The regulatory designation that means the greenhouse has implemented traceability and sanitation practices, including worker training, designed to ensure its produce is grown and distributed under safe and healthy conditions.

Clodfelter said the arrangement with Aramark means Lettuce Dream is providing Northwest’s Campus Dining operation with 200 pounds of nutrition-rich romaine lettuce each week.

Other businesses on the organization’s customer roster include Hy-Vee supermarkets in Maryville and St. Joseph, the Dusty Trails wild-game restaurant in Rock Port and the employee cafeteria operation at Maryville’s Kawasaki Motors manufacturing plant.

The influx of customers, Clodfelter said, means Lettuce Dream is seeking to raise around $5,000 in grant funds and donations to pay for a new nursery bay, which could raise the greenhouse’s production volume by nearly 90 percent without construction of additional cultivation space.

“In a year’s time we’ve come a long way on all fronts,” Clodfelter said.

Other Lettuce Dream developments include efforts that could lead to client referrals through the Developmental Disabilities Division of Missouri’s Department of Mental Health.

The cost of training, placement and other services offered to those clients, Clodfelter said, could then be billed to Medicaid, creating an additional revenue stream.

Current Lettuce Dream clients receive all services free of charge, a practice Clodfelter said would continue for trainees not covered by the DMH referral program in the event it is ultimately approved.
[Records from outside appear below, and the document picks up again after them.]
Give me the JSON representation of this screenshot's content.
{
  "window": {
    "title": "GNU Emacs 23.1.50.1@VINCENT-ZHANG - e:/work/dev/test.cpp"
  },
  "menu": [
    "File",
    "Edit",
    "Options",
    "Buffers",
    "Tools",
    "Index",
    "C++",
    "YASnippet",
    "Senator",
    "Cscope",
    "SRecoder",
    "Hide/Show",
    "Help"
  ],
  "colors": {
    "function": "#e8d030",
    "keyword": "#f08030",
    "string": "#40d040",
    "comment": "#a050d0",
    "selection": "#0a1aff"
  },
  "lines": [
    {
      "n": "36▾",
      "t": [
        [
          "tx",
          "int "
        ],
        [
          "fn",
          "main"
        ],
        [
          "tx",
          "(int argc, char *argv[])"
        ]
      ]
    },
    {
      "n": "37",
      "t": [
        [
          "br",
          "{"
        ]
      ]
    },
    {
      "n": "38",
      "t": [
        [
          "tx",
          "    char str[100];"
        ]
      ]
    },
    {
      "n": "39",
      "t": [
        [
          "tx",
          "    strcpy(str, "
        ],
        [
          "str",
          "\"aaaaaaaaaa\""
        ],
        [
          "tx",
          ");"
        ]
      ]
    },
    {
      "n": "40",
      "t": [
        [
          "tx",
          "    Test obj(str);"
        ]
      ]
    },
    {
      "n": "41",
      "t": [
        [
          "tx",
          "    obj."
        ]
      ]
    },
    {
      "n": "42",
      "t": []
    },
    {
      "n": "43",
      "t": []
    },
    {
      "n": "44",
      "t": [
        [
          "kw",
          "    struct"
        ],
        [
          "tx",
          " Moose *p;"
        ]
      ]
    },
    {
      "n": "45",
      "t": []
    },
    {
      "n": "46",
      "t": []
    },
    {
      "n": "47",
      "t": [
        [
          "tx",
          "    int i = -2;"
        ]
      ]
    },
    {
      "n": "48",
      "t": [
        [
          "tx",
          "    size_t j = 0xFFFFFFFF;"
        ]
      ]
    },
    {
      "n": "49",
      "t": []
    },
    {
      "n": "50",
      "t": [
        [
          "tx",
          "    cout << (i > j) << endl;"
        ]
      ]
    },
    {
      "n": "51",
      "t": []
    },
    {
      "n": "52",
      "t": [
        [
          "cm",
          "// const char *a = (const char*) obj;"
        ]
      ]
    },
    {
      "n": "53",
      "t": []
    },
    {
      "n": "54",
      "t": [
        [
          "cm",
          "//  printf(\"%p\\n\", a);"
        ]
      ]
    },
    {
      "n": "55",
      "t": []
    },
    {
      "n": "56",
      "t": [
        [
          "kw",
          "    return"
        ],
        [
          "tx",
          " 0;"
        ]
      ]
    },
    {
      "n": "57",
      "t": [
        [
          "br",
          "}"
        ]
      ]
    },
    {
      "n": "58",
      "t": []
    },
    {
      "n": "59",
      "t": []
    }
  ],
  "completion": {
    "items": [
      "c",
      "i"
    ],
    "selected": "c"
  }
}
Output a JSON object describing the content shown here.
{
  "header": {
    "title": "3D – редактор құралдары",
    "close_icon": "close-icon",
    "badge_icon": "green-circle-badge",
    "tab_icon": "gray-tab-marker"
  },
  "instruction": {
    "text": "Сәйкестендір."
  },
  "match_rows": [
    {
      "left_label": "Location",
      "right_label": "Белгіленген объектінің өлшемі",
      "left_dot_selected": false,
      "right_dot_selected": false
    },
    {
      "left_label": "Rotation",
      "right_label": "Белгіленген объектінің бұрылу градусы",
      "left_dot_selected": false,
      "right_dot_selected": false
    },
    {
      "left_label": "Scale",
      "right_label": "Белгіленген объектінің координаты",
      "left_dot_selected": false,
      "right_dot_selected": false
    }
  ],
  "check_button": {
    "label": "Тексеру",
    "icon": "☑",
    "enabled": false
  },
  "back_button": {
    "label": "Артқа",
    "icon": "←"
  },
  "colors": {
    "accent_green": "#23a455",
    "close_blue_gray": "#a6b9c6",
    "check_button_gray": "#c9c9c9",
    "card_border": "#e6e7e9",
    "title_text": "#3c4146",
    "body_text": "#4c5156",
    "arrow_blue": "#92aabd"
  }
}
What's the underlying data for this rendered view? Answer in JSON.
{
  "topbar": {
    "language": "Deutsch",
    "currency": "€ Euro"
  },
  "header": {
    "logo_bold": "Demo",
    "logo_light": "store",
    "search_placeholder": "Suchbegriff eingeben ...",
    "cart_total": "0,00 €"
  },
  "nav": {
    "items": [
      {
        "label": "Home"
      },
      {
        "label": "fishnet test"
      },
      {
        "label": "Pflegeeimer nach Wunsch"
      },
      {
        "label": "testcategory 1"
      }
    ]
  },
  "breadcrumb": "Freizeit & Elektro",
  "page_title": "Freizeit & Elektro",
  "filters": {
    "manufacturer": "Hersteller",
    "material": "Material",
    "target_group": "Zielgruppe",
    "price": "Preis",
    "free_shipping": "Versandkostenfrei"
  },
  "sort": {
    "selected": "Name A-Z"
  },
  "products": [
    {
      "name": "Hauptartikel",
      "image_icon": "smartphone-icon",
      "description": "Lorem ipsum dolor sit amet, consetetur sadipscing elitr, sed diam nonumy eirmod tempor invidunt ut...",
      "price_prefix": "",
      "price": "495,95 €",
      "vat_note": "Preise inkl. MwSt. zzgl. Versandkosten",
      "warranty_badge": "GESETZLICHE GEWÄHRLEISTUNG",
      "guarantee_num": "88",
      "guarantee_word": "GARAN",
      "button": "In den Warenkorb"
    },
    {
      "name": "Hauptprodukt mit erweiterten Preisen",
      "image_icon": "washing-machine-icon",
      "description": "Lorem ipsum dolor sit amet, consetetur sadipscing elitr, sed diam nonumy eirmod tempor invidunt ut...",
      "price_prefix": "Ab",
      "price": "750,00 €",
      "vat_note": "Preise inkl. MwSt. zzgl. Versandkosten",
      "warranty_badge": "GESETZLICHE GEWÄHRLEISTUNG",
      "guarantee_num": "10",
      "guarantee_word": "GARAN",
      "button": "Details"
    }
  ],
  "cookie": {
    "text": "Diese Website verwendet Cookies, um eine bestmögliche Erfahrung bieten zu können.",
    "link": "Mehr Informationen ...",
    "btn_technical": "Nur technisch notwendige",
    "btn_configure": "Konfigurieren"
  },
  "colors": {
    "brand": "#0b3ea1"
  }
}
Additional vocational offerings available through the non-profit include paid internships for qualified clients at the local Pizza Ranch restaurant.

Lettuce Dream currently serves nine clients working through a progressive series of vocational training modules. Clodfelter said three people have completed the program, one of whom is self-employed. The remaining two graduates both hold jobs in the private sector.